No, non è più facile. Bisogna gestire una troupe cinematografica e sapere come stabilire dei limiti per la produzione, che a volte prevede che siamo invadenti e poniamo domande intime alla nostra famiglia. Ora, io sono molto attento alla dignità di ognuno, voglio anche preservarla, quindi dove ero riluttante a chiedere cose troppo intime, è stato il direttore della fotografia a permetterselo. Come ama dire: “È meglio chiedere perdono che chiedere il permesso”, il che funziona piuttosto bene, anche se Yona, con cui andava molto d’accordo, non ha esitato a respingerlo regolarmente!

Il vostro tour bretone, iniziato il 27 novembre, si concluderà l’8 febbraio dopo dodici date. Cosa speri per il prossimo?
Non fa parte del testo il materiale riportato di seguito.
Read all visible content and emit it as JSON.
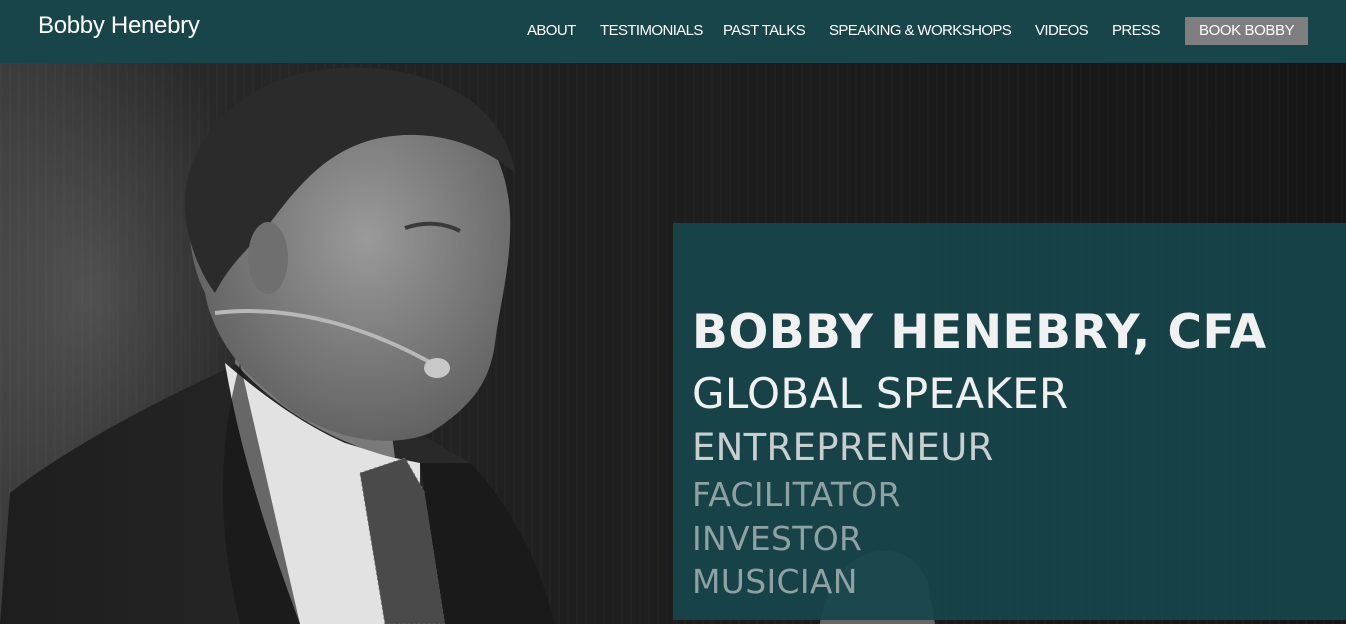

Prima della messa in onda su 3, prevista in primavera, vorrei davvero che i politici prendessero il controllo di questo film, perché la protezione dei bambini è una loro responsabilità. I dipartimenti hanno davvero bisogno di poter reclutare più famiglie ospitanti e questa grande professione va valorizzata. Certo, ci sono già molte produzioni sulla tutela dell’infanzia ma sono spesso controverse, ed è giusto così, perché la situazione in Francia è drammatica. Ma volevo fare un film molto positivo, che mettesse in discussione la parola famiglia e l’inevitabile legame di attaccamento che si instaura con le famiglie ospitanti.

Pratico

Il documentario “Tre settimane e un giorno” sarà proiettato al cinema Le Grand Bleu, a Carhaix, mercoledì 22 gennaio, alle 20. Seguirà un incontro con la regista Laëtitia Gaudin-Le Puil. Ingresso al cappello, il ricavato sarà devoluto ad un’associazione per aiutare la ricerca sulla malattia di Charcot.